Karena lelaki itu memaksa dan memohon, mencair juga hati Siti. Dia pikir apa salah nya aktif dalam kegiatan remaja Masjid. Toh akan menambah amal kebaikan di dunia untuk mendulang pahala. Karena sebaik-sebaiknya manusia adalah yang manfaat dengan sesamanya.

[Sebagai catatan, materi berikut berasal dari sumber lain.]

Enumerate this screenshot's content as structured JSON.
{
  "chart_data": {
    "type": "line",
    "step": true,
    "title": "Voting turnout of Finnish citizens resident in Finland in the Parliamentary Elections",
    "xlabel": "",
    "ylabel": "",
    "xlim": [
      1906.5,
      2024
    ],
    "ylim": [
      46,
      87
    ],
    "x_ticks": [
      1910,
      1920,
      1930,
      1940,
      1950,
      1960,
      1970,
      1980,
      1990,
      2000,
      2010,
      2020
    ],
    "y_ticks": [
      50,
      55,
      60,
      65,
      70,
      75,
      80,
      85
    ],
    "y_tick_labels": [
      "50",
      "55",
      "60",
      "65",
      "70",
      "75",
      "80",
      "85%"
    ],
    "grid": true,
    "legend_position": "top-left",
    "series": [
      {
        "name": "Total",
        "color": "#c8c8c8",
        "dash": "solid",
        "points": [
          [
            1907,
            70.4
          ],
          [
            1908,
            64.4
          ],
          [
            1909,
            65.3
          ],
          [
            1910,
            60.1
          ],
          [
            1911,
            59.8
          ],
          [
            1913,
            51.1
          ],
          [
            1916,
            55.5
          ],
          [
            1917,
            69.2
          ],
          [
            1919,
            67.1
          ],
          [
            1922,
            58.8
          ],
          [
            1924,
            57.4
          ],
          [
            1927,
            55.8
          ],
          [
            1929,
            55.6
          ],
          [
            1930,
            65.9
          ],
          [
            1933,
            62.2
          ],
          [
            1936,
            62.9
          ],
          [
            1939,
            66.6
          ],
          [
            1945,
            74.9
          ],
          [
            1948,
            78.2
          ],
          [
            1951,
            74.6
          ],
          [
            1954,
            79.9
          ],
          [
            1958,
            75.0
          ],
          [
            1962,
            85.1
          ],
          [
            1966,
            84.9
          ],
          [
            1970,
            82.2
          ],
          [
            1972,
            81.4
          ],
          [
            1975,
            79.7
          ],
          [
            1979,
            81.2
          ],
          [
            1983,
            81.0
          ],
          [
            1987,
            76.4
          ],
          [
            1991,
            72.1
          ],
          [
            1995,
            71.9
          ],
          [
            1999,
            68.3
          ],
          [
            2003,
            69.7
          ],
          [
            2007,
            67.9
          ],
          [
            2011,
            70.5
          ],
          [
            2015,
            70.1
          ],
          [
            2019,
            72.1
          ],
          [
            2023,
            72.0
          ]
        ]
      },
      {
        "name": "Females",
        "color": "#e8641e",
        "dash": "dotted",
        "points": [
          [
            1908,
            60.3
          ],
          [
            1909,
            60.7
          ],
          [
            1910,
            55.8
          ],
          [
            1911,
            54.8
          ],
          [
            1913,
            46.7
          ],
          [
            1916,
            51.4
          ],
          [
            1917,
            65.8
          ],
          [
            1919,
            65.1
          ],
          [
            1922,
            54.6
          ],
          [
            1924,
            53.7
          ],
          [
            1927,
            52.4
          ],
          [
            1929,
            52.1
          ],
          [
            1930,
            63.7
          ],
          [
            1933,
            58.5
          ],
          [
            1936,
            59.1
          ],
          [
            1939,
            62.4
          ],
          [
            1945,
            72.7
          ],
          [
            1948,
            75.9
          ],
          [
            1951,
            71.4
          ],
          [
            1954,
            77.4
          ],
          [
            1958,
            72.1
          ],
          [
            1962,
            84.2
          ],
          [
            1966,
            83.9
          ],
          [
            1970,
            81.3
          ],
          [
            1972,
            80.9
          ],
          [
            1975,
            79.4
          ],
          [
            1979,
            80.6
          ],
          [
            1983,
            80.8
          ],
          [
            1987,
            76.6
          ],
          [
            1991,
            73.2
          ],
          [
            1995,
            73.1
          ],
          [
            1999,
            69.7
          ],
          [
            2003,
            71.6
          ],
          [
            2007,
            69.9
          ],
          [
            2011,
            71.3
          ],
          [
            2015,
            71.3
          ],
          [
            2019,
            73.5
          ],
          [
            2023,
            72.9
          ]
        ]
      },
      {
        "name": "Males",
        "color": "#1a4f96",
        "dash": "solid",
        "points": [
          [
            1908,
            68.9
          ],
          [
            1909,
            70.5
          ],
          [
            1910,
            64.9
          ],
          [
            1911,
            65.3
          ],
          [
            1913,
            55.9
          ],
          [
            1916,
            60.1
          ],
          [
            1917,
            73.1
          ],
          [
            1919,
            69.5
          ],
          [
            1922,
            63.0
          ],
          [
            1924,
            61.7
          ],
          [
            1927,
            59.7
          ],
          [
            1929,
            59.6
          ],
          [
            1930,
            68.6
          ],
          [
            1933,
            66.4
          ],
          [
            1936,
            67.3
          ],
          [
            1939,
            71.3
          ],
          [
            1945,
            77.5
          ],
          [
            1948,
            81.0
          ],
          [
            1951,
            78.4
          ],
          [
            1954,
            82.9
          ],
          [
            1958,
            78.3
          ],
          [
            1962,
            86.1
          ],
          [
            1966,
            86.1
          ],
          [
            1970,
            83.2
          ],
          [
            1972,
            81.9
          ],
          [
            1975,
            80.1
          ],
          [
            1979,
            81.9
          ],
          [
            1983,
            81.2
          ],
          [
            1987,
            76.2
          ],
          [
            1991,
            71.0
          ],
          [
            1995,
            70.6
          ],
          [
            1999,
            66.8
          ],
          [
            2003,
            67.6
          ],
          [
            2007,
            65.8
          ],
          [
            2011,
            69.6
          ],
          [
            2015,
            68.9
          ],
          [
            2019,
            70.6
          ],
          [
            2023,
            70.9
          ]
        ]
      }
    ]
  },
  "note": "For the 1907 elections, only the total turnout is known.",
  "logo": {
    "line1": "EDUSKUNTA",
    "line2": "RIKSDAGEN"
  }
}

"Em...baiklah kakak. Aku coba untuk aktif di organisasi Remaja Masjid," ujar Siti. Wajahnya yang memerah tersorot lampu neon menambah cantiknya wajah di balik kerudung biru. Hati Syadad tercekat ketika Siti Sholehah wanita yang Ia sukai mau bergabung dengan Ikatan Remaja Masjid yang Ia pimpim. Berarti jalan untuk mengambil hati Siti Sholehah terbuka luas. 

Waktu pukul 18.45, waktu Isya hampir tiba. Suara Sholawat memuji keagungan nabi akhir zaman terdengar di setiap toa masjid. Suaranya sangat menggetarkan hati bagi siapa saja yang mendengarnya. Itulah hati seorang yang telah mendapatkan hidayah Allah. Hatinya akan bergetar jika mendengar panggilan Allah. Di zaman sekarang tidak semua orang memiliki hati seperti ini. Banyak kita yang lupa akan kewajiban kita. Banyaknya godaan dan ujian membuat hati kita kotor. Dan tidak tersentuh oleh kalimat-kalimat yang agung dan mulia. Hiruk pikuk kehidupan di dunia membuat hati kita lalai.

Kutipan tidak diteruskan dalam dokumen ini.